There will be no funeral arrangements.

Respectfully, family and friends are welcome to gather for her burial that will take place in the spring at Pine Grove Cemetery at the convenience of the family.

 

Zakeyah Andrenia Ferguson

Zakeyah Andrenia Ferguson, 9, of Newport Center, died suddenly on February 11, 2024, at her home. She was born on June 11, 2014, in Newport, to Tyshon (Nuk) and Kassandra (Kassie)  (Collins) Ferguson.

Zakeyah attended Newport Town School where she was in the fourth grade. She loved music, liked to be heard, and had just recently found a new love of skiing at Jay Peak. She also loved being read to.
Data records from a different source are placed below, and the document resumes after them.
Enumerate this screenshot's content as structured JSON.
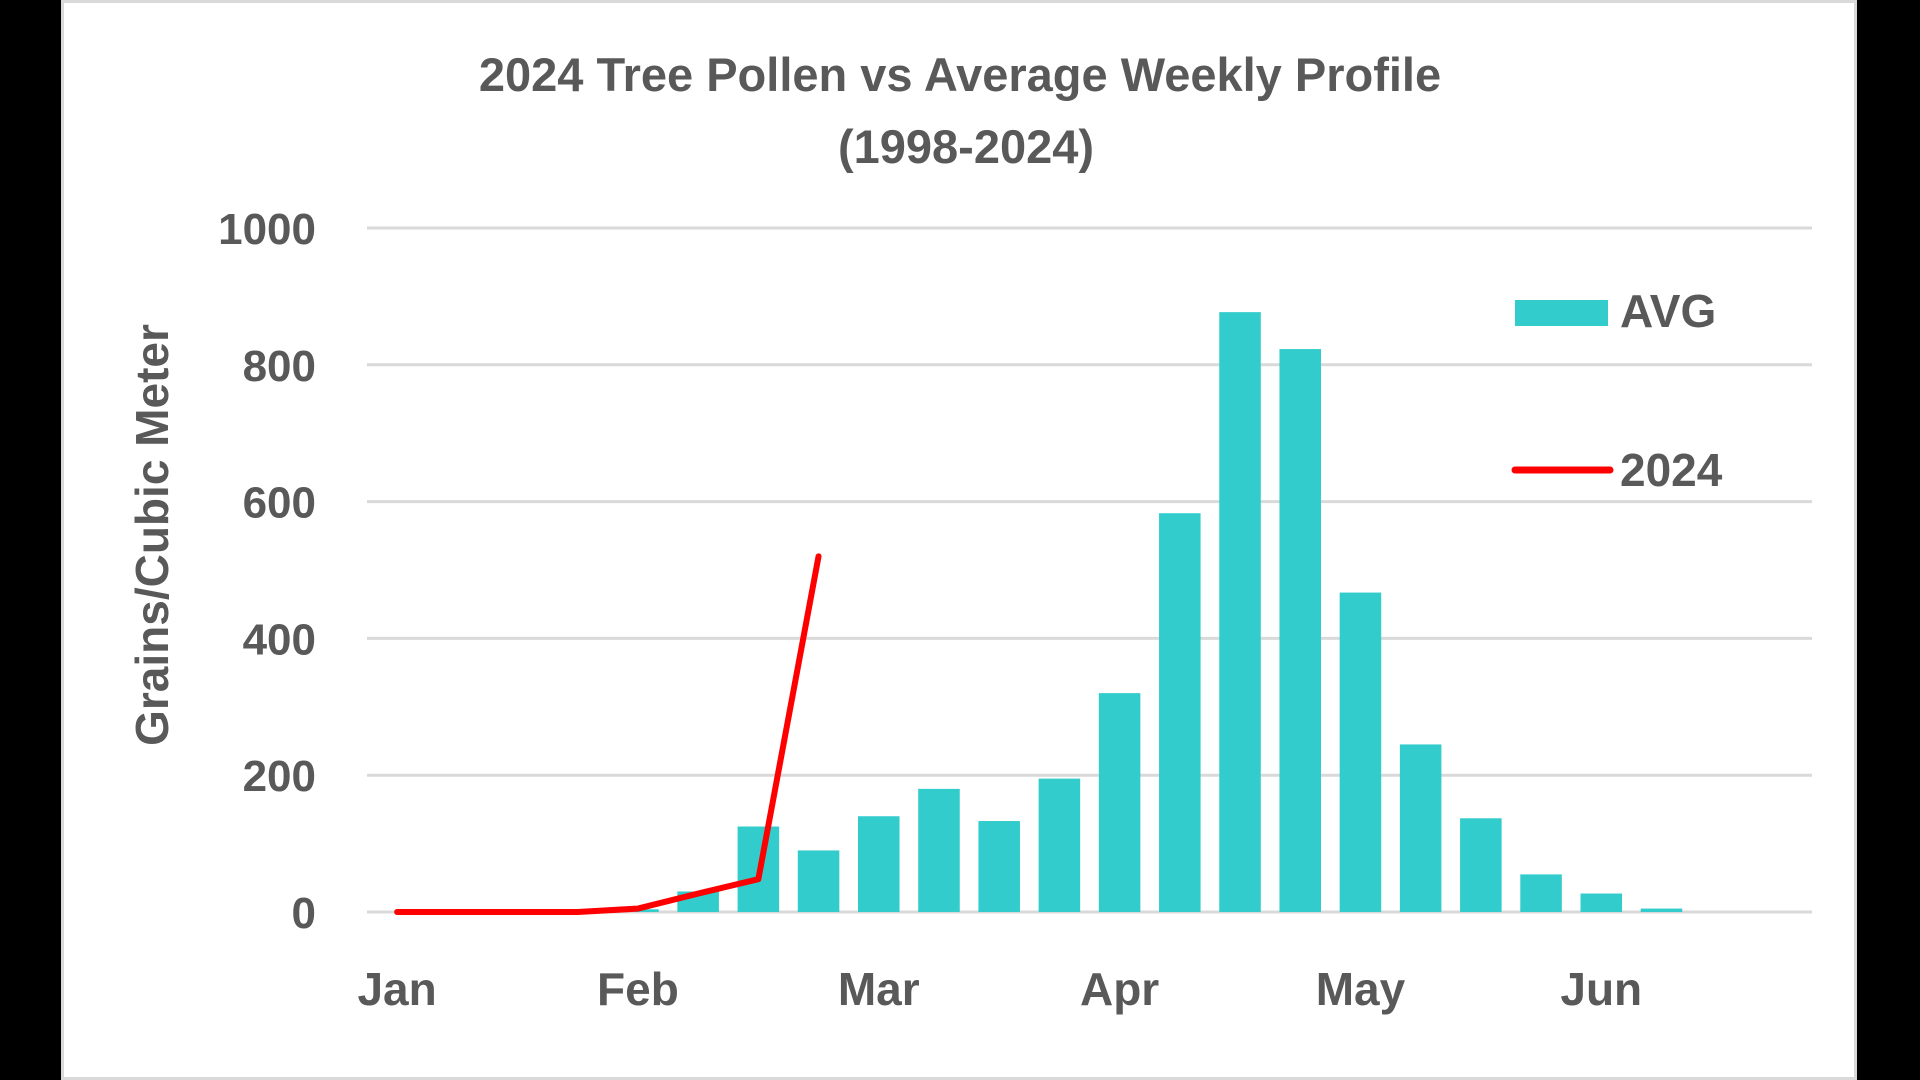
{
  "chart_data": {
    "type": "bar",
    "title": "2024 Tree Pollen vs Average Weekly Profile",
    "subtitle": "(1998-2024)",
    "xlabel": "",
    "ylabel": "Grains/Cubic Meter",
    "ylim": [
      0,
      1000
    ],
    "yticks": [
      "0",
      "200",
      "400",
      "600",
      "800",
      "1000"
    ],
    "categories_count": 24,
    "xtick_labels": [
      {
        "index": 0,
        "label": "Jan"
      },
      {
        "index": 4,
        "label": "Feb"
      },
      {
        "index": 8,
        "label": "Mar"
      },
      {
        "index": 12,
        "label": "Apr"
      },
      {
        "index": 16,
        "label": "May"
      },
      {
        "index": 20,
        "label": "Jun"
      }
    ],
    "grid": true,
    "legend_placement": "right",
    "series": [
      {
        "name": "AVG",
        "type": "bar",
        "color": "#33CCCC",
        "values": [
          0,
          0,
          0,
          0,
          4,
          30,
          125,
          90,
          140,
          180,
          133,
          195,
          320,
          583,
          877,
          823,
          467,
          245,
          137,
          55,
          27,
          5,
          null,
          null
        ]
      },
      {
        "name": "2024",
        "type": "line",
        "color": "#FF0000",
        "values": [
          0,
          0,
          0,
          0,
          5,
          27,
          48,
          520,
          null,
          null,
          null,
          null,
          null,
          null,
          null,
          null,
          null,
          null,
          null,
          null,
          null,
          null,
          null,
          null
        ]
      }
    ]
  }
}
She is survived by her parents, Nuk and Kassie Ferguson, brother Zandyn Speed, twin sister Zakiyah Ferguson, and sister Zaniyah Ferguson; maternal grandparents, Shannon Collins and Robert Collins Jr., both of Newport Center; and great-grandmother Elaine Eldred of Castle Rock, Colorado; her aunts and uncles: Michael Collins and daughter Everlee of Newport Center,  Samantha Collins of Essex, Charles Ferguson Jr. of Jersey City, New Jersey, Cenethia Brown of Durham, North Carolina; and several cousins.

She was predeceased by her paternal grandparents, Thais and Charles Ferguson Sr.

The family would like to acknowledge the team at UVM Children’s Hospital for their care, support, and love of Zakeyah over the years. With an extra thank-you to Miss Sue (Newport Town Elementary School) and Theresa (UVM Children’s Hospital).

Friends may call from 6 to 8 p.m. on Thursday, February 22, at the Curtis-Britch and Bouffard Funeral Home, 4670 Darling Hill Road, Derby, where services will also be held at 1 p.m. on Friday, February 23, with Reverend Michael Haddad officiating. The family invites anyone who wishes to gather after the funeral to the Newport Town Elementary School for a light luncheon. If friends desire, memorial contributions in Zakeyah’s name may be made to the Meningitis Foundation of America (https://musa.org/). Online condolences may be made at curtis-britch.com.

 

Donna L. Benedict

Donna L. Benedict, 73, formerly of Coventry, and more recently of Glover, died on Friday, February 16, 2024, in Newport.  A graveside service will be held at Coventry Cemetery in the spring. A full obituary will follow.